State law also prohibits a person from manufacturing, distributing, or possessing with the intent to distribute, an "imitation controlled substance." An "imitation controlled substance" means a substance that is not a controlled substance, but which by appearance or representation would lead a reasonable person to believe that the substance is a controlled substance. It is unlawful for any person to manufacture, distribute, or possess with intent to distribute, an imitation controlled substance. Violations pertaining to imitation controlled substances are classified as felony offenses.
Sentencing of Drug Offenses Committed Before July 1, 2004.
Felony crimes are generally classified as A, B, or C. The classification generally determines the maximum term of confinement. However, the Sentencing Reform Act (SRA) controls the actual term of confinement for adults convicted of felonies.
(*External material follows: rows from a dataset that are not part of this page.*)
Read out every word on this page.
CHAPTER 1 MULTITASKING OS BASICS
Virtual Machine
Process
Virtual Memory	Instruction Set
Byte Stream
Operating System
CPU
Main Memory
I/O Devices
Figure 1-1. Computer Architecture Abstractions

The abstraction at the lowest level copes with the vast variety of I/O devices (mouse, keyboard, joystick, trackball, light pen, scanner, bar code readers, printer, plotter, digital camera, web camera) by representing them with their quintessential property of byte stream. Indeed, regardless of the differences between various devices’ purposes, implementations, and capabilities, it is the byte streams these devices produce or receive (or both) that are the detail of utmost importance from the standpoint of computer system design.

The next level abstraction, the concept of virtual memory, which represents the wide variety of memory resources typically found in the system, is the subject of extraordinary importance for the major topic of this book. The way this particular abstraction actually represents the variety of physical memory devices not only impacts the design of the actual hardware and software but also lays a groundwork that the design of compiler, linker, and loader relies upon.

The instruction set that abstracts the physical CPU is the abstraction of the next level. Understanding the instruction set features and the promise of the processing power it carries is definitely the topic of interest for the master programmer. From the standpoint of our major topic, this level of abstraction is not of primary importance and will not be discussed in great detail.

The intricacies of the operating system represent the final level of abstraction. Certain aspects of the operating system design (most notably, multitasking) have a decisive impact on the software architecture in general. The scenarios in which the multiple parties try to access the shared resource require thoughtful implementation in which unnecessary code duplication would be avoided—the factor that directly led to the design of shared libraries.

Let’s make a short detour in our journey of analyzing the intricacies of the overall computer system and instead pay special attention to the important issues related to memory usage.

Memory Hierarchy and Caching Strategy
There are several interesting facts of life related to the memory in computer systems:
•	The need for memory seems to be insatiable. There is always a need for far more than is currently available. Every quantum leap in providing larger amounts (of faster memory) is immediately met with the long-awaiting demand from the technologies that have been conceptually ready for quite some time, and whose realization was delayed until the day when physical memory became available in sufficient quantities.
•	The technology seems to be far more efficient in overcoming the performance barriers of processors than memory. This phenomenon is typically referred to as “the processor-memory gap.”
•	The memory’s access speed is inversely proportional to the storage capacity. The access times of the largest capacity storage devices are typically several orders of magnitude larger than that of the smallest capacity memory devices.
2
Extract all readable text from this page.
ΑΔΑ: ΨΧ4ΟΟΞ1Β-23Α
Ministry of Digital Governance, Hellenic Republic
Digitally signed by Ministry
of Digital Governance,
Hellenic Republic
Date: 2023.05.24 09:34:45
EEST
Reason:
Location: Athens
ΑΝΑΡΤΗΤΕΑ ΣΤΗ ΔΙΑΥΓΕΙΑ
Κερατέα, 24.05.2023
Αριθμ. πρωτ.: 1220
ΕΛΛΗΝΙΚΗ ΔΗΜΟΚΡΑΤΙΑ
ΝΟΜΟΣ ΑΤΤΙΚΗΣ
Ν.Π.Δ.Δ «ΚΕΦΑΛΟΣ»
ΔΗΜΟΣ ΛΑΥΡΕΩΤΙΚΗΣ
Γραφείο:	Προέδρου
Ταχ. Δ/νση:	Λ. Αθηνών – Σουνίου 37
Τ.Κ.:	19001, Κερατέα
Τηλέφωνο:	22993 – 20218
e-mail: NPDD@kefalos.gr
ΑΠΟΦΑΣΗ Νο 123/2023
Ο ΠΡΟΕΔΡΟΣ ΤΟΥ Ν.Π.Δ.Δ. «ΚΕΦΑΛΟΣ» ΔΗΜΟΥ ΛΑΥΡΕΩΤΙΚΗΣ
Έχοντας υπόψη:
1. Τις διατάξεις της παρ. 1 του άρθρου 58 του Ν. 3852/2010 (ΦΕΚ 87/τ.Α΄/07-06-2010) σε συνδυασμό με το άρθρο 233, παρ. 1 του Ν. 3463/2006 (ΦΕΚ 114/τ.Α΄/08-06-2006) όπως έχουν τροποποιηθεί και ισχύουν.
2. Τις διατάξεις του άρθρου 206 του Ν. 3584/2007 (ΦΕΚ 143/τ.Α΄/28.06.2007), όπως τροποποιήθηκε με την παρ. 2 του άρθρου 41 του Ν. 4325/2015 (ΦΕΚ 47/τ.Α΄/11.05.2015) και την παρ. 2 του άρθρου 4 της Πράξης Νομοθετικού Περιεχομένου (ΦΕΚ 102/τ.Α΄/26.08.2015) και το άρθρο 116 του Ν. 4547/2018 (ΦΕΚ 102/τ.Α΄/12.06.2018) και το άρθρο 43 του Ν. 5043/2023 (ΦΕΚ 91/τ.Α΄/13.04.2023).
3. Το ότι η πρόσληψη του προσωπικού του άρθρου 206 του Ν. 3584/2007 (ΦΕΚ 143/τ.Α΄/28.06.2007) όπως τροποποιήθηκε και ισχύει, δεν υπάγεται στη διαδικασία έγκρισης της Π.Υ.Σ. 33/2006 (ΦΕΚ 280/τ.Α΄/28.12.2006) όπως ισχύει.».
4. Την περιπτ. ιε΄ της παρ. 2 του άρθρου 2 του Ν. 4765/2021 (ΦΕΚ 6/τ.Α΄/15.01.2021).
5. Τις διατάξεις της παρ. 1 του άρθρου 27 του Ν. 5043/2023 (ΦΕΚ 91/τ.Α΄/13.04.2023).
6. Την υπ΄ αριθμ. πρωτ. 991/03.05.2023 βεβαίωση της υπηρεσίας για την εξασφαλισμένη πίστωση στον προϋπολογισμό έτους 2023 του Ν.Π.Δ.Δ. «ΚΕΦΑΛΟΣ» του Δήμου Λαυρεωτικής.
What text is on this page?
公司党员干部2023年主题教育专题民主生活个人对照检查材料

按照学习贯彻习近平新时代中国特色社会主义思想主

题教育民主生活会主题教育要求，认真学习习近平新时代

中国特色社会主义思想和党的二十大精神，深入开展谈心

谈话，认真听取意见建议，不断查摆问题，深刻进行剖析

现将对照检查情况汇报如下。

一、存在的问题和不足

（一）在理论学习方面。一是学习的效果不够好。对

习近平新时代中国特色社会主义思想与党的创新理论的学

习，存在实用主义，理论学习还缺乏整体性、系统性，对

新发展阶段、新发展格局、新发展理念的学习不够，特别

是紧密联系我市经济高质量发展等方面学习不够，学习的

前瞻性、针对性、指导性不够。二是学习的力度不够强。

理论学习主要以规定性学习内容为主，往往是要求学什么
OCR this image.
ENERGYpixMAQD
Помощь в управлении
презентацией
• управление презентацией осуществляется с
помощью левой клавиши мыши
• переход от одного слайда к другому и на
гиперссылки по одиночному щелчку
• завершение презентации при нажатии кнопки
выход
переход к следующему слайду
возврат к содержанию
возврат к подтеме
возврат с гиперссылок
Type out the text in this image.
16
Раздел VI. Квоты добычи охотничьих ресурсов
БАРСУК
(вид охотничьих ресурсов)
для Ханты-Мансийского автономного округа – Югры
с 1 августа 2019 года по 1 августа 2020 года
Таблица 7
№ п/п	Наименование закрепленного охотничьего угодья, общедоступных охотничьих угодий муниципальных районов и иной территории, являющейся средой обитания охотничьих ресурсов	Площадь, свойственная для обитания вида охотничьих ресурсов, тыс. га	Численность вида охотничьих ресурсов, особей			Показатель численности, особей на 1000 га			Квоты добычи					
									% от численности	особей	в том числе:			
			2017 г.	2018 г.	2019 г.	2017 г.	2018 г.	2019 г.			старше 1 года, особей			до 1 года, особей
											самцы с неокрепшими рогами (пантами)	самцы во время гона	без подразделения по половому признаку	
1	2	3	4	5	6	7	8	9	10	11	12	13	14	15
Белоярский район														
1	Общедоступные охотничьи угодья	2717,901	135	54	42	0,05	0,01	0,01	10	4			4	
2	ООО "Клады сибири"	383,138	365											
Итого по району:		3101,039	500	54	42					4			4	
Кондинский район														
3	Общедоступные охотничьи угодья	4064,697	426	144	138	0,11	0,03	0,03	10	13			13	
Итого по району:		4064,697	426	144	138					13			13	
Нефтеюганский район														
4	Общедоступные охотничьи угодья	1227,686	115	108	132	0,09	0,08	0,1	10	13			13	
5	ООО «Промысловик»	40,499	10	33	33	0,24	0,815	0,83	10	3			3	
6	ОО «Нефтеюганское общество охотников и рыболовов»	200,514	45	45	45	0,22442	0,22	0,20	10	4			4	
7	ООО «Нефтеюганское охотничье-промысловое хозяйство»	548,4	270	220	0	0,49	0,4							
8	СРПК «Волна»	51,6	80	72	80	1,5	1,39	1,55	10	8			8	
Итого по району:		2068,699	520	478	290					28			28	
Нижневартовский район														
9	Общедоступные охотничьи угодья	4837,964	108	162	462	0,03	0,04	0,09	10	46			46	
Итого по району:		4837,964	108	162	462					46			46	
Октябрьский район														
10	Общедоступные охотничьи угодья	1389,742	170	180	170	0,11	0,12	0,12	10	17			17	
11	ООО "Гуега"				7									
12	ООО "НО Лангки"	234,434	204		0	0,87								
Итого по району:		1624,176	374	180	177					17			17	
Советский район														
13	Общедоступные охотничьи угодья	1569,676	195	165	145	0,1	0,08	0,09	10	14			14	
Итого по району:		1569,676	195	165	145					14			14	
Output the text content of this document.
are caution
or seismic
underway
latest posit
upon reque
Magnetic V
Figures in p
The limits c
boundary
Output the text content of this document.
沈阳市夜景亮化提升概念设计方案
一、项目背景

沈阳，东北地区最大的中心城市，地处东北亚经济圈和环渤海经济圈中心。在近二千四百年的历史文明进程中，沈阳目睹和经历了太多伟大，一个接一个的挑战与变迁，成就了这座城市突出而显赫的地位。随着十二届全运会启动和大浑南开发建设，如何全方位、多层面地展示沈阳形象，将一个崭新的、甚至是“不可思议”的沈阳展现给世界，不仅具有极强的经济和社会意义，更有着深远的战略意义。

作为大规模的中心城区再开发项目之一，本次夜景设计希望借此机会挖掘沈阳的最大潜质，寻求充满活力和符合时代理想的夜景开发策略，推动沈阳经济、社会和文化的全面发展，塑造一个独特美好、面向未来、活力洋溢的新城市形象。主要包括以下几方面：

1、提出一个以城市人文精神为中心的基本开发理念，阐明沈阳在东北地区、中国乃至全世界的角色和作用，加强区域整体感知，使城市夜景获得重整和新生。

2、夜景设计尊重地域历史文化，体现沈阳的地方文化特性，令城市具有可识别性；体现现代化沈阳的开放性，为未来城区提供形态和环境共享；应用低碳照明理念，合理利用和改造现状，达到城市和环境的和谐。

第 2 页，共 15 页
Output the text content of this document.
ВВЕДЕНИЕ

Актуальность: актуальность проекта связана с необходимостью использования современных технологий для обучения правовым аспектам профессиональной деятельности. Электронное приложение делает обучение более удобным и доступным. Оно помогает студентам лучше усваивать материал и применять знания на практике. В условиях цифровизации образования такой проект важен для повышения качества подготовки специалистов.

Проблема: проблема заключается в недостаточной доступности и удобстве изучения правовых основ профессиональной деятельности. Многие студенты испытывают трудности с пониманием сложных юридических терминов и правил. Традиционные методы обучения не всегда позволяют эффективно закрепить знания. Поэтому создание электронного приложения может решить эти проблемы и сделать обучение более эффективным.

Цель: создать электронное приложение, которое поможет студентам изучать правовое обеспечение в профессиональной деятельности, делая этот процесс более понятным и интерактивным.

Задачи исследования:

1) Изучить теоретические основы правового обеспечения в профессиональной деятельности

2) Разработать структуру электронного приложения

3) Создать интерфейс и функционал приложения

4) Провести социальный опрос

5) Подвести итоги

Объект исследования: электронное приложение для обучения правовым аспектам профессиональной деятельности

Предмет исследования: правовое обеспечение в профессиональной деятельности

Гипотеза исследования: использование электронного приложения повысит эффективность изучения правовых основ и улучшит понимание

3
The SRA is a determinate sentencing system in which a judge selects a particular sentence from a standard range. The standard range is determined by reference to a statutory grid, which is based on the defendant's criminal history (converted into an offender score) and the severity of the offense (according to designated seriousness levels). While the standard range is presumed to be appropriate, additional sentencing policies can increase or decrease a sentence. This includes, for example, exceptional sentences and enhancements.
In 2004 the state made several changes to how felony drug offenses (under the UCSA as well as other state laws) were sentenced, including adopting a separate, simplified sentencing grid with broader ranges, eliminating double and triple scoring for certain offenses, and reducing seriousness levels for certain offenses. The changes generally resulted in lower sentences for felony drug offenses. However, when a defendant is convicted of a crime, the sentencing laws in place at the time of an offense generally apply to the sentencing proceedings, with some exceptions. Therefore, the changes to the sentencing for felony drug offenses were prospective and applied to offenses committed on or after July 1, 2004.
In 2020 the state passed remedial legislation entitling any defendant to a resentencing hearing if he or she is still serving a term of incarceration for a drug offense committed prior to July 1, 2004, including a violation of the UCSA or laws restricting imitation controlled substances, provided that he or she does not have a most serious offense or violent offense in his or her criminal history. If a defendant is entitled to a resentencing hearing, the prosecuting attorney must make a motion for relief from sentence to the original sentencing court. A defendant may also make a motion on his or her own accord. The sentencing court must grant the motion and immediately set an expedited date for resentencing. The court must sentence the defendant as if he or she had not previously been sentenced, provided the new sentence is no greater than the initial sentence. The provisions requiring resentencing expire July 1, 2021.
The criteria for a person convicted of a drug offense committed prior to July 1, 2004, to qualify for resentencing are modified. The person does not need to be currently incarcerated, but does need to be serving a sentence under the custody of the Department of Corrections. The provision disqualifying a person based on a most serious offense or violent offense in his or her criminal history is removed. Instead, the person is disqualified if he or she was convicted of a violent offense or sex offense involving a child.
When a court resentences a person, the new sentence must be based on the sentencing guidelines in effect on the effective date of the bill. The expiration date for the resentencing provision is extended to July 1, 2022.
Technical changes are made to clarify that the court must use current sentencing guidelines when resentencing a person in accordance with the requirements in the underlying bill.
(In support) Last year the Legislature passed Substitute Senate Bill 5867, which required courts to resentence qualifying defendants currently incarcerated for drug offenses committed prior to 2004. These persons were sentenced before the state amended the Sentencing Reform Act to reduce sentences for drug offenses. However, Substitute Senate Bill 5867 has technical implementation issues. The Pierce County Prosecutor does not believe it actually allows a court to resentence a defendant under the current sentencing laws. This was devastating to those who advocated for the bill. The current bill fixes the problem and provides relief to approximately four individuals who are still incarcerated for very old drug convictions. One particular individual has been a role model for others—having never received an infraction—and has worked to give back to the community. This individual is deeply sorry for his crimes and he wants to be a positive force of change.